Hürriyet gazetesinde yayınlanan bir haber. Haber deyip geçiyoruz, diyemedim bu sefer. 3 kızı gözlerinin önünde paramparça olan bir baba röportajı veren. Israrla Nefret Etmeyeceğim diyor, etmediğini belirtiyor. Nefretsizliğini kitap haline getirmiş, tüm dünyaya duyurma çabasında gerçekleri.

''İnsanların, dünyanın başka yerlerinde yaşananlar üzerine düşünmesini istiyorum.''

Bazen anlamsız nefret duyduğum olaylar, kişiler, anlamsızlıklar yüzünden nefretimden nefret ediyorum. Nefretimizi bile ne kadar boş şeylere harcıyoruz. Kitaptan alıntı yapılan kısım çok acı, dayanıklı değilseniz okumayın ya da okuyun bunun üzerine siz de düşünürsünüz belki.

''3 kum tanesi
savrulmuş çöl rüzgârında
geride gözü yaşlı bir adam
her şeye rağmen nefret kusmayan
İçine içine akıtmış nefretini
Sevgi bürümüş yaşlı gözlerini
Nefret etmek yerine
kendini adamış sevmeye
Ölüme bile güzel bakıyor
3 kum tanesi
binlerce kum tanesini
hayatta bıraktı diyor
Her şeyde vardır bir hayır
belki de savrulmak
onların kaderinde vardı
3 kum tanesi
gözüme kaçtı bu gece.''




''Filistinli doktor İzzeldin Ebuleyş (55), 12 Aralık 2008 günü, altı kızı ve iki oğlunu Gazze’nin biraz dışındaki sahile gezmeye götürdü. Eşi Nadya lösemiden öleli 3 ay olmuştu. Çocukların en büyüğü Bessan 21, en küçüğü Abdullah 6 yaşındaydı. Hem biraz nefes alsınlar istemişti hem de önemli bir haber verecekti.

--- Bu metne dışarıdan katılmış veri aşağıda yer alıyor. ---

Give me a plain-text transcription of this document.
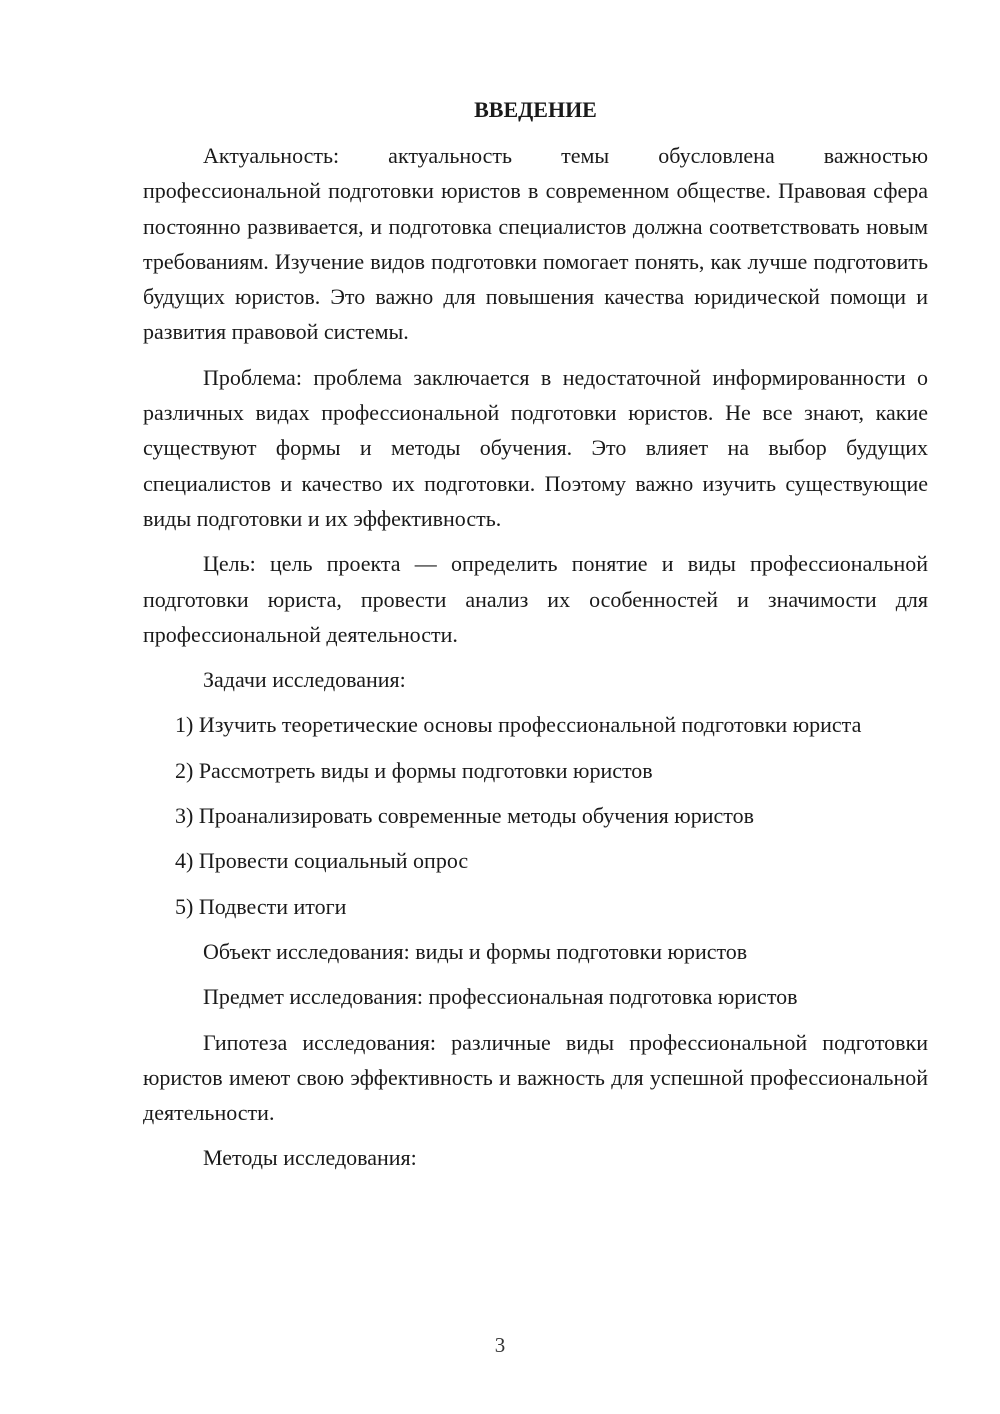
ВВЕДЕНИЕ

Актуальность: актуальность темы обусловлена важностью профессиональной подготовки юристов в современном обществе. Правовая сфера постоянно развивается, и подготовка специалистов должна соответствовать новым требованиям. Изучение видов подготовки помогает понять, как лучше подготовить будущих юристов. Это важно для повышения качества юридической помощи и развития правовой системы.

Проблема: проблема заключается в недостаточной информированности о различных видах профессиональной подготовки юристов. Не все знают, какие существуют формы и методы обучения. Это влияет на выбор будущих специалистов и качество их подготовки. Поэтому важно изучить существующие виды подготовки и их эффективность.

Цель: цель проекта — определить понятие и виды профессиональной подготовки юриста, провести анализ их особенностей и значимости для профессиональной деятельности.

Задачи исследования:

1) Изучить теоретические основы профессиональной подготовки юриста

2) Рассмотреть виды и формы подготовки юристов

3) Проанализировать современные методы обучения юристов

4) Провести социальный опрос

5) Подвести итоги

Объект исследования: виды и формы подготовки юристов

Предмет исследования: профессиональная подготовка юристов

Гипотеза исследования: различные виды профессиональной подготовки юристов имеют свою эффективность и важность для успешной профессиональной деятельности.

Методы исследования:

3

Kanada’daki Toronto Üniversitesi’nden iş teklifi almıştı. O günü hepsi neşe içinde geçirdi. Piknik yaptılar, oynadılar, kuma isimlerini yazdılar. 27 Aralık 2008’de İsrail, Gazze’ye girdi. Sahildeki günden bir ay sonra, 16 Ocak 2009’da, Ebuleyş ailesinin evi vuruldu.
Kızları Aya, Mayar, Bessan ve yeğeni Nur öldü. Bessan, ikinci bombada hayatını kaybetti. İzzeldin Ebuleyş, Cebaliye mülteci kampında başlayan hikâyesini, doktor olma azmini, Gazze ile İsrail arasında; geçiş kapılarında beklemekle geçen gündelik hayatını, ailesinin başına gelen trajediyi kitaplaştırdı. I Shall Not Hate (Nefret Etmeyeceğim) isimli kitap geçen yıl Kanada’da yayınlandı. O, başından geçen her şeye rağmen barışın hâlâ mümkün olduğunu, hatta çok da yakın olduğunu düşünüyor. Kendisiyle, ailesinin kalanıyla taşındığı Toronto’da, telefonla görüştük.

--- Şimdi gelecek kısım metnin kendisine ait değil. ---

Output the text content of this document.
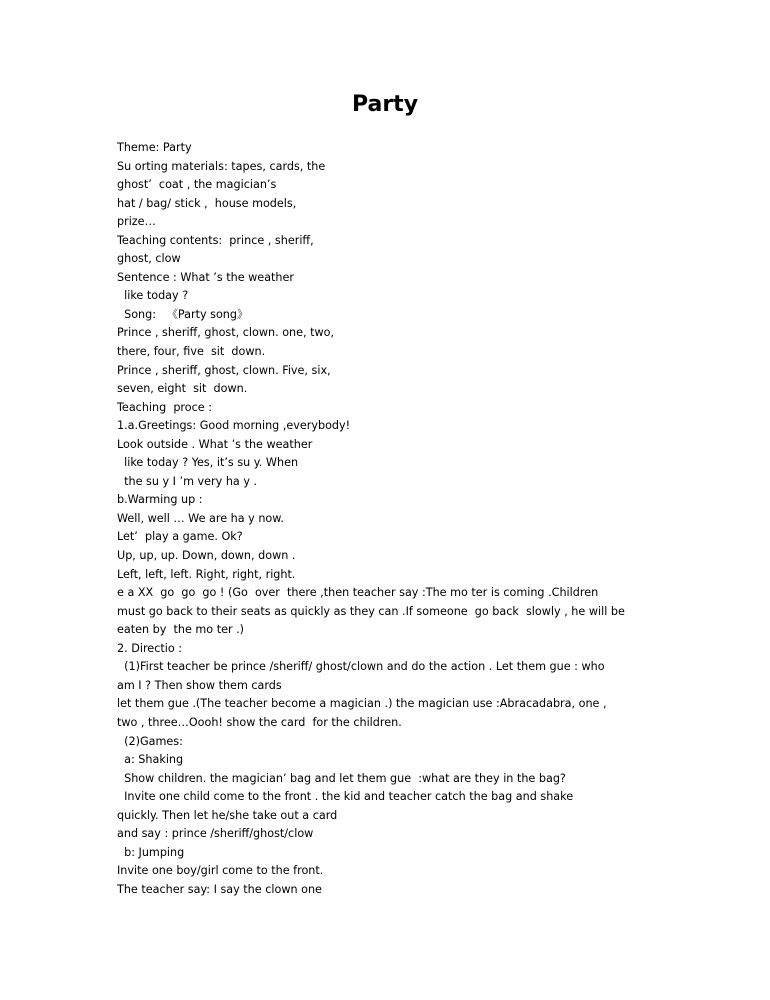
Party

Theme: Party

Su orting materials: tapes, cards, the

ghost’  coat , the magician’s

hat / bag/ stick ,  house models,

prize…

Teaching contents:  prince , sheriff,

ghost, clow

Sentence : What ’s the weather

like today ?

Song:   《Party song》

Prince , sheriff, ghost, clown. one, two,

there, four, five  sit  down.

Prince , sheriff, ghost, clown. Five, six,

seven, eight  sit  down.

Teaching  proce :

1.a.Greetings: Good morning ,everybody!

Look outside . What ’s the weather

like today ? Yes, it’s su y. When

the su y I ’m very ha y .

b.Warming up :

Well, well … We are ha y now.

Let’  play a game. Ok?

Up, up, up. Down, down, down .

Left, left, left. Right, right, right.

e a XX  go  go  go ! (Go  over  there ,then teacher say :The mo ter is coming .Children

must go back to their seats as quickly as they can .If someone  go back  slowly , he will be

eaten by  the mo ter .)

2. Directio :

(1)First teacher be prince /sheriff/ ghost/clown and do the action . Let them gue : who

am I ? Then show them cards

let them gue .(The teacher become a magician .) the magician use :Abracadabra, one ,

two , three…Oooh! show the card  for the children.

(2)Games:

a: Shaking

Show children. the magician’ bag and let them gue  :what are they in the bag?

Invite one child come to the front . the kid and teacher catch the bag and shake

quickly. Then let he/she take out a card

and say : prince /sheriff/ghost/clow

b: Jumping

Invite one boy/girl come to the front.

The teacher say: I say the clown one
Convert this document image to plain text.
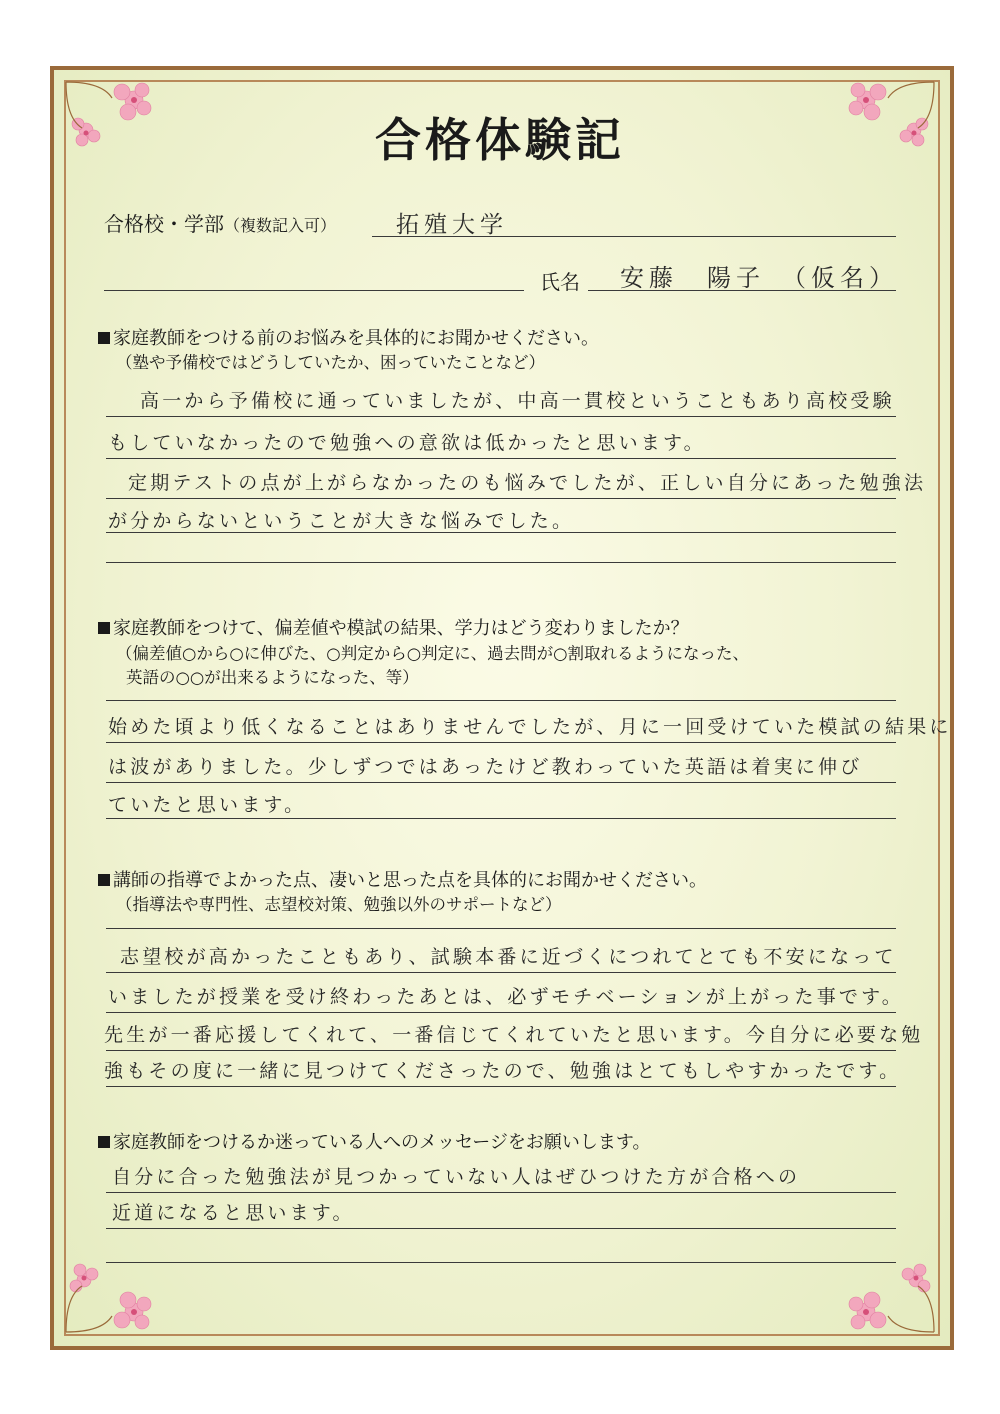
合格体験記
合格校・学部（複数記入可）	拓殖大学
氏名 安藤　陽子　（仮名）
家庭教師をつける前のお悩みを具体的にお聞かせください。
（塾や予備校ではどうしていたか、困っていたことなど）
高一から予備校に通っていましたが、中高一貫校ということもあり高校受験
もしていなかったので勉強への意欲は低かったと思います。
定期テストの点が上がらなかったのも悩みでしたが、正しい自分にあった勉強法
が分からないということが大きな悩みでした。
家庭教師をつけて、偏差値や模試の結果、学力はどう変わりましたか？
（偏差値○から○に伸びた、○判定から○判定に、過去問が○割取れるようになった、
英語の○○が出来るようになった、等）
始めた頃より低くなることはありませんでしたが、月に一回受けていた模試の結果に
は波がありました。少しずつではあったけど教わっていた英語は着実に伸び
ていたと思います。
講師の指導でよかった点、凄いと思った点を具体的にお聞かせください。
（指導法や専門性、志望校対策、勉強以外のサポートなど）
志望校が高かったこともあり、試験本番に近づくにつれてとても不安になって
いましたが授業を受け終わったあとは、必ずモチベーションが上がった事です。
先生が一番応援してくれて、一番信じてくれていたと思います。今自分に必要な勉
強もその度に一緒に見つけてくださったので、勉強はとてもしやすかったです。
家庭教師をつけるか迷っている人へのメッセージをお願いします。
自分に合った勉強法が見つかっていない人はぜひつけた方が合格への
近道になると思います。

İnsan, hayatınızı okurken bile isyan ediyor. Bu hayatın kahramanı olan siz, nasıl oldu da aşırı uçlara savrulmamayı, bir intihar bombacısına dönüşmemeyi becerdiniz?

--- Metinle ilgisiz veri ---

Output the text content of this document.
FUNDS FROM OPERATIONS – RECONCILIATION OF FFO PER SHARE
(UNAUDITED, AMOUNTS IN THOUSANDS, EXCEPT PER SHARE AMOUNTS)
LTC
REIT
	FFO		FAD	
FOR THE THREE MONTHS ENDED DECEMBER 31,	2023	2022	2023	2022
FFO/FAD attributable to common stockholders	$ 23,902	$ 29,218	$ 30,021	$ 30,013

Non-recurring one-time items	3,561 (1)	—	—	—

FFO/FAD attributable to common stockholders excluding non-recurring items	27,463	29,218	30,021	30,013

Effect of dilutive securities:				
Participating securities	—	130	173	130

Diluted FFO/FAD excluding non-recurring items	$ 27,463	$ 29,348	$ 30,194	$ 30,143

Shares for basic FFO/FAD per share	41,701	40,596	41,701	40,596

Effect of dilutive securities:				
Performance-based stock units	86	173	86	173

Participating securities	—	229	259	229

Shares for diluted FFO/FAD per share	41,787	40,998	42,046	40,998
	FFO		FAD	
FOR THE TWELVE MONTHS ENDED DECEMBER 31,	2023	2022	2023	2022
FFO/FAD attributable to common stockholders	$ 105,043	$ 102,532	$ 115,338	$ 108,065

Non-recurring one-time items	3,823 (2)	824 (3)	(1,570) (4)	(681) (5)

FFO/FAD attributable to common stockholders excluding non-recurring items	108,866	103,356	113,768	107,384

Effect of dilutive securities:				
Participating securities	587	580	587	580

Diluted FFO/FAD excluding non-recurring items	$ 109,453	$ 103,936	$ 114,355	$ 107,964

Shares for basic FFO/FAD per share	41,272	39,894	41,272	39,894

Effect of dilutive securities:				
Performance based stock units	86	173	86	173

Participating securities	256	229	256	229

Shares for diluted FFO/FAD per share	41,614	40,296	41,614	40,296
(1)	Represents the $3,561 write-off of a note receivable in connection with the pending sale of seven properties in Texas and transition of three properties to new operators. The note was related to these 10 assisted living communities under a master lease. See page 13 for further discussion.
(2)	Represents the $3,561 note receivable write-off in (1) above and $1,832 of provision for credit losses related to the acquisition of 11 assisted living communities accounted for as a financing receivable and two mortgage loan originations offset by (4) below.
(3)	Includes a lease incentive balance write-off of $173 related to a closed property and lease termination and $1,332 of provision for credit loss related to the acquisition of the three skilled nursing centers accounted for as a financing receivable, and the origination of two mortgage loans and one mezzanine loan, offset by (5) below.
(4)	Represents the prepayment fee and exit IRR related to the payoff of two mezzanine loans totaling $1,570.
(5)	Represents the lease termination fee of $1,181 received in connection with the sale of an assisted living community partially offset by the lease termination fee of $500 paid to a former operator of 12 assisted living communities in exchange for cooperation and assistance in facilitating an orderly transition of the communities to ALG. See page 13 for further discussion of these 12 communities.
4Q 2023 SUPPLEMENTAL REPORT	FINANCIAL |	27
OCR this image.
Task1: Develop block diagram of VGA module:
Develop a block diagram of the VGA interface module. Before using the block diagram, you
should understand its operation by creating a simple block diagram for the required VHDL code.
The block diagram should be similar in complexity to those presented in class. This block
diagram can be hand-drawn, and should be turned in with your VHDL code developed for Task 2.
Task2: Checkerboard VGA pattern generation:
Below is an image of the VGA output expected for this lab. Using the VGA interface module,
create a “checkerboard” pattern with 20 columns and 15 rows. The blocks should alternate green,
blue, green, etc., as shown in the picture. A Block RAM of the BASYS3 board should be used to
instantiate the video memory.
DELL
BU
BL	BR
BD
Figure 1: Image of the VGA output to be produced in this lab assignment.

- Ben inancıyla gurur duyan bir Müslüman’ım. Allah’tan gelen her şerde bir hayır vardır. Bir trajedi bile iyiye hizmet edebilir. Mesleğimin de çok faydası oldu tabii. Acil durumlarda hızlı karar vermeyi öğretti. Ayrıca mülteci kampında doğmuş bir Filistinli, her türlü felakete hazırdır.

Böyle bir felakette bile hayır vardır diyorsunuz. Üç evladı kaybetmenin nasıl iyi bir tarafı olabilir?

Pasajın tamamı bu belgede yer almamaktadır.